Проблему Кавказа можно и должно рассматривать только в контексте проблематики: Россия – Польша, Россия – Греция, Россия – балканские славяне.
С конца 1810-х годов русское общественное сознание готовилось к освободительному походу ради единоверных греков – наследников эллинской свободы. Байрон, погибший за свободу Греции, был кумиром и символом. Пушкин мечтал сражаться в Греции. Падение популярности Александра I не в последнюю очередь было вызвано его нежеланием направить армию на помощь восставшим грекам. Михаил Орлов готовил свою дивизию к броску на Балканы.

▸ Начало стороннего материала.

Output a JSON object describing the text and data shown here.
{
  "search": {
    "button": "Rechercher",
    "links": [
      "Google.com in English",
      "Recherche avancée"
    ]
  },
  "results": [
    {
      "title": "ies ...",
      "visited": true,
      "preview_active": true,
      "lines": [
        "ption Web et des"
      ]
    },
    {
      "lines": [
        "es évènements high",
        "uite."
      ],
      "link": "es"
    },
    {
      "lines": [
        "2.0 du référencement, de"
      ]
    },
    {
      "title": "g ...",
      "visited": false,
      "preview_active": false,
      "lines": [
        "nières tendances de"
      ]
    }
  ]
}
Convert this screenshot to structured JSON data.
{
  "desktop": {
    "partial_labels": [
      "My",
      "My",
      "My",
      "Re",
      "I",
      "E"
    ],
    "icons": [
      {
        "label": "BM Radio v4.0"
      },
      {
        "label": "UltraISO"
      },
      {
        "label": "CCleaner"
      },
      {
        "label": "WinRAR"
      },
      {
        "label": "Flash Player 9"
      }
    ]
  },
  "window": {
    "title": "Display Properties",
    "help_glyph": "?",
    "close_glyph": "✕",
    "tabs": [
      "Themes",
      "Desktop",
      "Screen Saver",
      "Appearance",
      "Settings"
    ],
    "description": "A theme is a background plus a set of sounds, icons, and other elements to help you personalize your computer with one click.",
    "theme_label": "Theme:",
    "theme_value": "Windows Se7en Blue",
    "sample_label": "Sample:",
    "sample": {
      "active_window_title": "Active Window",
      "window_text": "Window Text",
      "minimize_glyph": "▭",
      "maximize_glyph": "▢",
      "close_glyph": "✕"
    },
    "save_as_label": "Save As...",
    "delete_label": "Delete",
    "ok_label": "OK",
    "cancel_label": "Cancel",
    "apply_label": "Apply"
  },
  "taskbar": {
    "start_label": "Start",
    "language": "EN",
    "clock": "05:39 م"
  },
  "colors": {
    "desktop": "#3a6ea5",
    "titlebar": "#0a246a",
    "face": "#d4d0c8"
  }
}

Новейший исследователь так характеризует обстановку в начале двадцатых годов:«Общественное мнение единодушно хотело назначения Ермолова главнокомандующим русской армией в будущей войне с Турцией. Об этом же мечтал и сам Ермолов. Парадокс: чтобы вести активную политику на Востоке и помочь Греции в ее борьбе за независимость, надо было обеспечить себе спокойный тыл – покорить народы Кавказа, лишить их независимости. Целые народы должны были утратить право на свою историческую судьбу и превратиться в средство продвижения империи на Восток» [49] .
Парадокс это кажущийся. Еще недавно Османская империя, ставшая лидером мусульманского мира, была неукротимым агрессором, захватывала все новые и новые территории, жестоко расправлялась с народами, пытавшимися отстоять независимость, грозно нависала над европейскими державами – турецкие войска доходили до Вены. Россия в XVIII веке была на передовой линии противостояния с Блистательной Портой, постоянно расширяя буферные территории между собой и историческим противником. И это было совершенно естественно. Потому выбор в дилемме – порабощенная турками единоверная Греция или мусульманский Кавказ, союзник Турции, – был тоже естествен. Большинство русского офицерства, прошедшего Европу, было настроено принципиально антидеспотически – при политической лояльности по отношению к своему государю, поборнику либеральных идей, от которого ждали соответствующих реформ. И Турция, и Персия, покровительствующие Кавказу, были классическими образцами необузданного деспотизма, и в самом деле намного превосходившего своим произволом российское самодержавие.
И на Кавказе победители Наполеона, освободители Европы чувствовали себя прежде всего носителями гражданской цивилизации, просвещения и правосудия.